$\mathbb{Z}[\alpha]$ is f.g. if $\alpha$ is an algebraic integer.

Question

I want to prove the following theorem, I came up to some point but I need some help to finish the proof:

Theorem.$\mathbb{Z}[\alpha]$ is finitely generated $\implies$ $\alpha$ is an algebraic integer.

Proof. Let $\mathbb{Z}[\alpha]$ is generated by $S=\{1=\beta_0,\beta_1, \dots, \beta_k\}$.

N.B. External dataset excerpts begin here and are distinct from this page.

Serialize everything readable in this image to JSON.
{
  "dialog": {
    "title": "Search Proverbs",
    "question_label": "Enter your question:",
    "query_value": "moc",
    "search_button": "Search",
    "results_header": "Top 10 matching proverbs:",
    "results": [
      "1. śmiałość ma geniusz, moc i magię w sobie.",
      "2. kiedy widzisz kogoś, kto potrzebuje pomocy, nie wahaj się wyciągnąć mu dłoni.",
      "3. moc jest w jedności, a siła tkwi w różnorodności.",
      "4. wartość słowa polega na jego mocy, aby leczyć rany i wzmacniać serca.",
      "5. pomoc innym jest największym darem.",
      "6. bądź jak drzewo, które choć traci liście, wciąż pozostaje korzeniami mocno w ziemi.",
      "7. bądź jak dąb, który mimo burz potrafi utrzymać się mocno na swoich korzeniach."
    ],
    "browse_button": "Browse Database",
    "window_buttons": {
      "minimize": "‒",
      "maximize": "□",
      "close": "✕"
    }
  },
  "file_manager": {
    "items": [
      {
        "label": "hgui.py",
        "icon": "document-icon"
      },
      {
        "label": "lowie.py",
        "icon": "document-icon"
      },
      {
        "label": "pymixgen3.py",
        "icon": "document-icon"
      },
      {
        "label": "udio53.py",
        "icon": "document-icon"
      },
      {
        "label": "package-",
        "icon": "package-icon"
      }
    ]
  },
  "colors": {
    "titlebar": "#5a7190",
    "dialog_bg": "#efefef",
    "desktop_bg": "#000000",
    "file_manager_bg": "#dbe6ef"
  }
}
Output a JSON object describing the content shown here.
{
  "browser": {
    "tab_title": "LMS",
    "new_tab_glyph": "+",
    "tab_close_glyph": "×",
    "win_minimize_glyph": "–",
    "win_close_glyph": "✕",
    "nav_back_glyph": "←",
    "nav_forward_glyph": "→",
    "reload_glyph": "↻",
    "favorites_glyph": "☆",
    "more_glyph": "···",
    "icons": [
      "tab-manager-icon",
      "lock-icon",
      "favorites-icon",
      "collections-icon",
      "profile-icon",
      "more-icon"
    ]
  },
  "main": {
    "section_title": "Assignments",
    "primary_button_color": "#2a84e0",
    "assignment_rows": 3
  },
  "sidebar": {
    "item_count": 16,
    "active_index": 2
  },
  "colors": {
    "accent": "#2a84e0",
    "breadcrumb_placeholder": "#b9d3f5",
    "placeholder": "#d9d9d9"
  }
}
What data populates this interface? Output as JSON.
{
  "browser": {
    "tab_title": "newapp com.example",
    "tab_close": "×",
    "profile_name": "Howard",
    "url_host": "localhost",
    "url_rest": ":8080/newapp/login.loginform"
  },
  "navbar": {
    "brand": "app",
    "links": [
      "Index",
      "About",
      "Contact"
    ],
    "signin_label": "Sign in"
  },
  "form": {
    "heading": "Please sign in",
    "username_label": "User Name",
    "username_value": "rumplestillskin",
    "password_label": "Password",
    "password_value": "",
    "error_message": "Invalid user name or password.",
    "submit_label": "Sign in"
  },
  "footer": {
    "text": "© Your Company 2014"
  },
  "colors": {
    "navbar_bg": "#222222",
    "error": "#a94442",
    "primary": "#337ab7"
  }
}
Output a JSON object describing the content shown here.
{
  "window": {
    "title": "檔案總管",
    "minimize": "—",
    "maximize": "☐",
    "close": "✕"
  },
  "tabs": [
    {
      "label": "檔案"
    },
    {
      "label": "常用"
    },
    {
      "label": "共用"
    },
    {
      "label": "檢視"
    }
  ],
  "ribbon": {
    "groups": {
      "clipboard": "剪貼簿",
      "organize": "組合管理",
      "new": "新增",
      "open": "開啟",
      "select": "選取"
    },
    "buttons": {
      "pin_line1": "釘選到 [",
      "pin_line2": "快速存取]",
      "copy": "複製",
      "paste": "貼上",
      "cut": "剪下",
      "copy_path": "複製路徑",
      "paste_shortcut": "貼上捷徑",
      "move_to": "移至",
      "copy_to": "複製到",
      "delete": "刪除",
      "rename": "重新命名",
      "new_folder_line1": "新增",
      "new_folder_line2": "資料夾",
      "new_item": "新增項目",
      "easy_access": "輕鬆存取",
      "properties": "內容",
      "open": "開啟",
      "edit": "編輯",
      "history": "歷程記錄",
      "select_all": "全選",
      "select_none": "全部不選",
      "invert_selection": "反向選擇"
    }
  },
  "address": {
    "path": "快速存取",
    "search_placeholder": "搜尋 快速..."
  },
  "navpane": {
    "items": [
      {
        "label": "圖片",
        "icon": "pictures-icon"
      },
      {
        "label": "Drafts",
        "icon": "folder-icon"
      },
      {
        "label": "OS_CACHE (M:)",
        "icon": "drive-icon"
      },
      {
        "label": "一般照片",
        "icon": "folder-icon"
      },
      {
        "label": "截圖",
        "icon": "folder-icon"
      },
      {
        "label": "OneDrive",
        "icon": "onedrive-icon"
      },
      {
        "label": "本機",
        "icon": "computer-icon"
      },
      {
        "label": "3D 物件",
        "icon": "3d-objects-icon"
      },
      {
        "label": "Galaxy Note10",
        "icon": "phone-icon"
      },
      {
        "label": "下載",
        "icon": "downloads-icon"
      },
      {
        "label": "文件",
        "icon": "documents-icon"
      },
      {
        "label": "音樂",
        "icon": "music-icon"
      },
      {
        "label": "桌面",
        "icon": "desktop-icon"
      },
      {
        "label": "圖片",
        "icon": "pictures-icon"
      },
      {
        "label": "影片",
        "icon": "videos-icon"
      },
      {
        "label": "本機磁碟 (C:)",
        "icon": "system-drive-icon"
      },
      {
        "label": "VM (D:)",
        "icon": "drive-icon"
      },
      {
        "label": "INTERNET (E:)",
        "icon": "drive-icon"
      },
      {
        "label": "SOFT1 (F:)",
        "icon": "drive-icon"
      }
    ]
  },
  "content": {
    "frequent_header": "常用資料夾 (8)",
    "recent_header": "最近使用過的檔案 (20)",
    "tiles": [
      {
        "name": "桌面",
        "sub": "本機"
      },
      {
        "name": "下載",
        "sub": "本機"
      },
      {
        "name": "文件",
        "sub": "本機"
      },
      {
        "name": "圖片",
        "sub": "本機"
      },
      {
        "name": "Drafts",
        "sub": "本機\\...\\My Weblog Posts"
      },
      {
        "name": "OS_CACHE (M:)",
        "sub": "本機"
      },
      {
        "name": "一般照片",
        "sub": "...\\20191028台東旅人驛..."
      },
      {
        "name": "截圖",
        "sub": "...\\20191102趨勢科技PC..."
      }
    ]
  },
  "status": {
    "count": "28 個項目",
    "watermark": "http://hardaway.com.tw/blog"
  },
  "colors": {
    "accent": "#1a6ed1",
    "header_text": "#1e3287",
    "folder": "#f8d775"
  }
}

Now I define $\varphi:S \rightarrow \alpha S$. If $\alpha \beta_i = \alpha\beta_j$ for some $i\ne j \in \{0,\dots, k\}$ then $\alpha(\beta_i - \beta_j)=0 \implies (\beta_i -\beta_j)=0 $ since $\alpha,\beta_0, \dots, \beta_k \in \mathbb{Z}[\alpha]$ and $\mathbb{Z}[\alpha]$ is an integral domain since $\mathbb{Z}$ is an integral domain. Thus, $\beta_i = \beta_j$ so $\varphi$ is injective and $|S|<\infty \implies$ it is surjective.

What should I do next?

Answer 1

If $\mathbb Z [\alpha]$ is finitely generated, then there is some $n\in \mathbb N$, such that $1, \alpha, \alpha^2, \dots , \alpha^n$ generates $\mathbb{Z} [\alpha]$. (This follows as $(\alpha^i)_{i\in \mathbb{N}_0}$ generates $\mathbb Z [\alpha]$) Now write $\alpha^{n+1}= \sum_{i=0}^{n}a_i \alpha^i$, so $\alpha^{n+1}- \sum_{i=0}^{n}a_i \alpha^i=0$. Thus $\alpha$ is an algebraic integer.

Answer 2

Every $\beta_0,...,\beta_k$ is a polynomial with integer coefficients on $\alpha$. Take $n\in\mathbb{N}$ greater than all the dregrees of $\beta_1(\alpha),...,\beta_n(\alpha)$. Then $\alpha^n=\sum_{i=0}^{k}a_i\beta_i(\alpha)$ for some $a_i\in\mathbb{Z}$. The polynomial $p(x):=x^n-\sum_{i=0}^{k}a_i\beta_i(x)$ is monic with degree $n$ and such that $p(\alpha)=0$, so $\alpha$ is algebraic.